È di poche settimane fa la condanna a 20 anni di carcere del ragazzo che a 17 anni uccise i genitori e il fratellino. In questo, come in tanti altri casi, le cronache ci parlano di famiglie normali, senza problemi particolari. È possibile che in una famiglia come tutte le altre esplodano violenze simili?

ANDREA


Caro Andrea, episodi come questo – di cui peraltro conosciamo assai poco – riaccendono puntualmente il dibattito sulla normalità delle famiglie e sulla possibilità di riconoscere per tempo i segnali di crisi che possono provocare tragedie.
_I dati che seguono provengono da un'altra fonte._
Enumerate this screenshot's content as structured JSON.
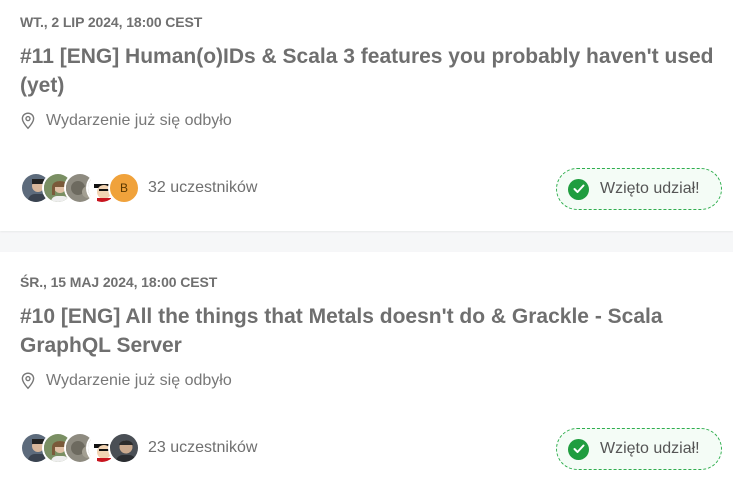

Quesiti legittimi, ma che richiedono prudenza. Le dinamiche profonde di un organismo complesso e fragile come la famiglia spesso sfuggono allo sguardo esterno.

Esistono contesti in cui il dialogo è scarso, la comunicazione affettiva limitata, la regolazione delle emozioni e dei conflitti difficile. Dove i ruoli genitoriali vengono esercitati in modo rigido, i confini tra adulti e figli appaiono confusi. Dove i rapporti coniugali sono fonte di tensioni che non trovano canali adeguati di espressione e composizione.

Dall’esterno, pur riconoscendo queste dinamiche, difficilmente se ne percepisce la portata emotiva, spesso perché protette dal benessere economico o dalla buona immagine sociale.

Vicende come quella ricordata restano comunque fortunatamente casi molto rari. Più frequenti sono, però, le ferite e le cicatrici che rimangono nella mente di bambini e adolescenti cresciuti in questi contesti. Più che interrogarci sulla “normalità” o meno delle famiglie, dovremmo chiederci quali capacità di ascolto, di regolazione emotiva, di supporto reciproco, di vicinanza autentica ci sono in quei nuclei. E porre attenzione alle relazioni che coltiviamo nelle famiglie in cui viviamo.